La Tunisie à l’écoute du récit historique des victimes de la dictature

Les Tunisiens plongent dans un passé douloureux ce jeudi soir avec l’ouverture, en direct à la télévision, des auditions publiques des victimes de la dictature, une étape historique sur la voie de la « réconciliation nationale ».

Sur deux jours, jeudi puis vendredi à partir de 20H30 (19H30 GMT), une dizaine d’hommes et de femmes vont raconter les exactions qu’ils ont subies, principalement sous les régimes du père de l’indépendance Habib Bourguiba (1957-1987) et du président déchu Zine El Abidine Ben Ali (1987-2011).

Presque six ans après la révolution, ces témoignages doivent permettre de donner corps au processus dit de "justice transitionnelle", lancé fin 2013 avec la création de l’Instance Vérité et Dignité (IVD), chargée de faire la lumière sur les multiples violations des droits de l’Homme des dernières décennies.

Instance autonome, l’IVD a aussi pour mission, en cinq ans maximum, de réhabiliter les victimes et de leur octroyer réparation.

"A travers ces auditions, nous allons participer à la révélation de la vérité sur les violations (…) pour tourner cette page et passer directement à la réconciliation nationale", a dit à des journalistes Khaled Krichi, un responsable de l’IVD.

Les personnes qui témoigneront "ne représentent pas que leur personne" mais "des générations entières, tous les courants politiques et les militants des droits de l’Homme, journalistes, syndicalistes et étudiants", a-t-il souligné.

Chaque victime aura de 30 à 45 minutes. Les témoignages devraient couvrir plusieurs époques et concerner "diverses régions", a précisé la présidente de l’IVD, Sihem Bensedrine, décrivant "un moment historique que nos enfants et petits-enfants étudieront dans les livres".

Ces auditions devaient se tenir au Palais des congrès, en centre-ville, mais auront finalement lieu au "club Elyssa", en banlieue de Tunis, un des nombreux biens confisqués au clan de l’ex-dictateur Zine El Abidine Ben Ali.

C’est là que son épouse honnie, Leïla Trabelsi, organisait des réceptions mondaines.

D’autres auditions publiques sont prévues, a priori les 17 décembre et 14 janvier, selon M. Krichi.
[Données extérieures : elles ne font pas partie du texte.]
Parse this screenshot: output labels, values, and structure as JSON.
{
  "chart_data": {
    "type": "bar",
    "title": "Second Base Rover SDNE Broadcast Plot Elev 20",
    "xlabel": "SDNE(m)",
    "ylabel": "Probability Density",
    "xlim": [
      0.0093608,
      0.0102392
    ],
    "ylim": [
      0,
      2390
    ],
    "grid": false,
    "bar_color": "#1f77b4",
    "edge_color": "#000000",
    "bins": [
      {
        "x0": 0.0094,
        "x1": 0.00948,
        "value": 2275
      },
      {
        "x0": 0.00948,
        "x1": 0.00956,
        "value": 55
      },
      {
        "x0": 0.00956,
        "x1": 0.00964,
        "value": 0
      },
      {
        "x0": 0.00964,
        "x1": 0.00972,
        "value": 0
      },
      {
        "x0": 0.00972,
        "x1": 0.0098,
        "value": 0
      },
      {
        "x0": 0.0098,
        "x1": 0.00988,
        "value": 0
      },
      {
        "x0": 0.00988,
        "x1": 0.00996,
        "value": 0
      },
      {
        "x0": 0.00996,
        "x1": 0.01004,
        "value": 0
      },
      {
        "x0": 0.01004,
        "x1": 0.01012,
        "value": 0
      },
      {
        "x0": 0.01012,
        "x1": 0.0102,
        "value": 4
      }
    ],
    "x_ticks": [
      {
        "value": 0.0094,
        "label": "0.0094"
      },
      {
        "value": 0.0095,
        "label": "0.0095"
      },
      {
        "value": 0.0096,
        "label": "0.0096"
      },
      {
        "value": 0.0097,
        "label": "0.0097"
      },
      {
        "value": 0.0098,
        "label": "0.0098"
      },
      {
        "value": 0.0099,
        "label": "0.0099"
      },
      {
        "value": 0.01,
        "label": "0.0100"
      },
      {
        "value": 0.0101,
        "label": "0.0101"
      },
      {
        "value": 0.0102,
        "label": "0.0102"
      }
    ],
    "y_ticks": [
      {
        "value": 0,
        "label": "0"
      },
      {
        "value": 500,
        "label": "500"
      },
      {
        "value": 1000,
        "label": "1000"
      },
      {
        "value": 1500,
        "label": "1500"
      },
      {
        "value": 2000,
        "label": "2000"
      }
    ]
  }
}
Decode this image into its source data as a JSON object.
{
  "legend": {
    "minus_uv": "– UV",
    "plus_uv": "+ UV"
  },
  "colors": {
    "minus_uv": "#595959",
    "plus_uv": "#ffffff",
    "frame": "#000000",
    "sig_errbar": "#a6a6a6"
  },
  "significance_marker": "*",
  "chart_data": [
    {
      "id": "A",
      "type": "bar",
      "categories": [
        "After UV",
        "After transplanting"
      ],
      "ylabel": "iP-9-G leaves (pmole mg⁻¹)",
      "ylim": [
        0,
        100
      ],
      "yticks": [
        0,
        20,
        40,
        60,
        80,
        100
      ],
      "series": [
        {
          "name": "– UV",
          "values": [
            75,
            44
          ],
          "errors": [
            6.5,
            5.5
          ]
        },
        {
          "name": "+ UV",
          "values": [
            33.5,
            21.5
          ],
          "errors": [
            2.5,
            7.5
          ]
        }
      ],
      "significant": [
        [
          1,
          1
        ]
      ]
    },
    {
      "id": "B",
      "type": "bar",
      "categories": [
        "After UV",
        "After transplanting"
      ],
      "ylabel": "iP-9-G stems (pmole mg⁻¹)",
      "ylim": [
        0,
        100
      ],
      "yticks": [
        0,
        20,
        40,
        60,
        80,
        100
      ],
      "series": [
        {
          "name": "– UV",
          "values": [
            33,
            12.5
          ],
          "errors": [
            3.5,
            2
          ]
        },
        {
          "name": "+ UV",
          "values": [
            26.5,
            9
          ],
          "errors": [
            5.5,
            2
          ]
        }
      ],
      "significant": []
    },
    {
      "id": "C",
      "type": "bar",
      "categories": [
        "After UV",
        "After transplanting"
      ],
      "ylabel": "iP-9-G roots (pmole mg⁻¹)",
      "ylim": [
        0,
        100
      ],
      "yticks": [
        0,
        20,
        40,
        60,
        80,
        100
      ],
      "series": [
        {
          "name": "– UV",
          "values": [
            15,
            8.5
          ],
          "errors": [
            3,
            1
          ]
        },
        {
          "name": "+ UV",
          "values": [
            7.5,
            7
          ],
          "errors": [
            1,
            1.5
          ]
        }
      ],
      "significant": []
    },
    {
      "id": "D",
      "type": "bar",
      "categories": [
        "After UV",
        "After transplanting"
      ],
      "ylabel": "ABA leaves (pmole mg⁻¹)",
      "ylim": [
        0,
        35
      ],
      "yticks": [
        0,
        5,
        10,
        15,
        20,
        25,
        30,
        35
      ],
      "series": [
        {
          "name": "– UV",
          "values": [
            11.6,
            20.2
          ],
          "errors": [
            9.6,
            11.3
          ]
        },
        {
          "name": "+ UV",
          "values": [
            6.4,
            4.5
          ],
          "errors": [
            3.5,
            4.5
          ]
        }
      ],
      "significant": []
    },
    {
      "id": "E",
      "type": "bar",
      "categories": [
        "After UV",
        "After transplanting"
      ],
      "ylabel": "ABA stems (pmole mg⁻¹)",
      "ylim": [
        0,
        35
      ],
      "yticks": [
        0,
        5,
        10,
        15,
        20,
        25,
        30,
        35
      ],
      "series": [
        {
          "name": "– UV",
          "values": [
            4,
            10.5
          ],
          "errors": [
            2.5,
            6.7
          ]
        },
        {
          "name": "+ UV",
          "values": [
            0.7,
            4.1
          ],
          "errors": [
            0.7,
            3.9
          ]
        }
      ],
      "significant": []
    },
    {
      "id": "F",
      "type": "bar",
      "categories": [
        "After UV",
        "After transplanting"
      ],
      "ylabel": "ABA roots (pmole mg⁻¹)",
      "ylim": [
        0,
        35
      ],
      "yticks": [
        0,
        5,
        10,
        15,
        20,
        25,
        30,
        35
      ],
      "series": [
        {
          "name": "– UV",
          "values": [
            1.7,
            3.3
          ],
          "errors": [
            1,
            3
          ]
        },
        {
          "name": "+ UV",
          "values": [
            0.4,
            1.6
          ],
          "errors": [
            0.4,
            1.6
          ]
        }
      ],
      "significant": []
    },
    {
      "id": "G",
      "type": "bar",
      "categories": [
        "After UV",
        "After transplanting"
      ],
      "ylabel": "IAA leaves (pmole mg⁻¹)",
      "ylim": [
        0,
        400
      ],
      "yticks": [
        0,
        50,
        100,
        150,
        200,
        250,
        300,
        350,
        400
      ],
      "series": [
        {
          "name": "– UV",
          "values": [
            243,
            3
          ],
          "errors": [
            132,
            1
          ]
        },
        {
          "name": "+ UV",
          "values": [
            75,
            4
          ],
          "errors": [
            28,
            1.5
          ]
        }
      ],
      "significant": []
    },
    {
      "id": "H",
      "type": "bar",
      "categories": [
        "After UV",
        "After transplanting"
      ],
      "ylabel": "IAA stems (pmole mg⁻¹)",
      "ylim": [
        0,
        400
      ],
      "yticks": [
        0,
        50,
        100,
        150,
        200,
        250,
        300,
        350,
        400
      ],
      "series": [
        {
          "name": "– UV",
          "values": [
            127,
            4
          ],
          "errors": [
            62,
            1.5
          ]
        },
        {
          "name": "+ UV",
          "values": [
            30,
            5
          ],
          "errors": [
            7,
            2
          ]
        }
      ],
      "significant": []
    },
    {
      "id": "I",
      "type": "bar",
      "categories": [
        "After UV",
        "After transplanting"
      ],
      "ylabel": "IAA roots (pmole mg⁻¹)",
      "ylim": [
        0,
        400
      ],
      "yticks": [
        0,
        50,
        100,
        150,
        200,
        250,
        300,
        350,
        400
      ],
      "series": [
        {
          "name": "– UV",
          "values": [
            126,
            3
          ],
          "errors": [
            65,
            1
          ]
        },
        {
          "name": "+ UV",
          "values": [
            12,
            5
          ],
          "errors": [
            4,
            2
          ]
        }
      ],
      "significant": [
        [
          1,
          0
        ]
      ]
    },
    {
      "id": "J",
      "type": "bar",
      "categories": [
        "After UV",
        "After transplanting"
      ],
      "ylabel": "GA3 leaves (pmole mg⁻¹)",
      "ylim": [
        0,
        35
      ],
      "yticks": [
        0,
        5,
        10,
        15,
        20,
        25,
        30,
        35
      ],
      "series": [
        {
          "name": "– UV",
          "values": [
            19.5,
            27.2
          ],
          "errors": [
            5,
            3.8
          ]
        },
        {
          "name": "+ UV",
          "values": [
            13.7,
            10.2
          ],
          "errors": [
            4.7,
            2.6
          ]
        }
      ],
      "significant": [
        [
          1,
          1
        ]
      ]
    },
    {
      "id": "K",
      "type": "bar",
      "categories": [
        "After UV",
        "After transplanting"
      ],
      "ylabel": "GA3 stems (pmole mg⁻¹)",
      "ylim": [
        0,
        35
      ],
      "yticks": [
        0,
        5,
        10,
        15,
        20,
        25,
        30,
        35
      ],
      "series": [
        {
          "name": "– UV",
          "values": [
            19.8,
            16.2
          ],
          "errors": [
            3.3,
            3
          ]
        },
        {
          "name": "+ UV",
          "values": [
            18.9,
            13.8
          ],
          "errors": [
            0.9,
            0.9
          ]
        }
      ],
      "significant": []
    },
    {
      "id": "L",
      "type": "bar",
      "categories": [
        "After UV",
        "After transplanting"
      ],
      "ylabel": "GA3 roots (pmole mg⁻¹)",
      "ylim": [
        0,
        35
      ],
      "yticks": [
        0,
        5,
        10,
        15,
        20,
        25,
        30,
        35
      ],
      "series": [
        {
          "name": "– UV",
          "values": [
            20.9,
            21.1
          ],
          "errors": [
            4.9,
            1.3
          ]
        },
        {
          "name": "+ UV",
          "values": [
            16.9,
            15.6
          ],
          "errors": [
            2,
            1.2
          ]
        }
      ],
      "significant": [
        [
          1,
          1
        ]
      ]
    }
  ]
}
Ces deux dates sont hautement symboliques car elles marquent l’anniversaire de l’immolation par le feu du vendeur ambulant Mohamed Bouazizi, qui avait déclenché la révolution fin 2010, puis le départ pour l’Arabie saoudite du président déchu Ben Ali début 2011.

D’après M. Krichi, l’audition de janvier devrait pour la première fois donner la parole à des auteurs d’exactions, notamment en matière de corruption, ayant demandé l’arbitrage de l’IVD.

L’instance dispose de très larges pouvoirs et a –en principe– un accès total aux archives publiques. Les crimes dont elle peut être saisie vont de l’homicide volontaire à la torture, en passant par le viol, les exécutions extrajudiciaires, la privation de moyens de subsistance et la violation de la liberté d’expression.

Sur les 62.000 dossiers déposés, près du quart ont été déposés par des femmes, une proportion conquise de haute lutte: les violences sexuelles constituant une large partie, beaucoup de Tunisiennes n’avaient au départ pas osé braver le tabou.

Près de 11.000 victimes ont en tout déjà été auditionnées à huis clos par l’IVD, qui a étudié les expériences d’autres pays en matière de justice transitionnelle.

Ce travail de mémoire colossal n’a pas été sans peine car "il y a encore beaucoup de réticences de la part des institutions de l’Etat", a récemment relevé Antonio Manganella, directeur du bureau local d’Avocats sans frontières (ASF).

L’IVD a elle-même été agitée par des dissensions internes, et Mme Bensedrine, une célèbre opposante sous Ben Ali elle-même victime d’exactions, est une figure qui divise.

Le concept de justice transitionnelle a en outre été assimilé par de nombreux Tunisiens à de simples demandes de dédommagement financier de la part de militants, surtout islamistes.

La démarche se heurte enfin au scepticisme d’une frange de la population, dont la vie n’a pas connu d’amélioration en dépit de la révolution. C’est notamment le cas dans l’intérieur du pays, délaissé durant des décennies et où de nombreuses collectivités réclament à présent le statut de "région-victime" auprès de l’IVD.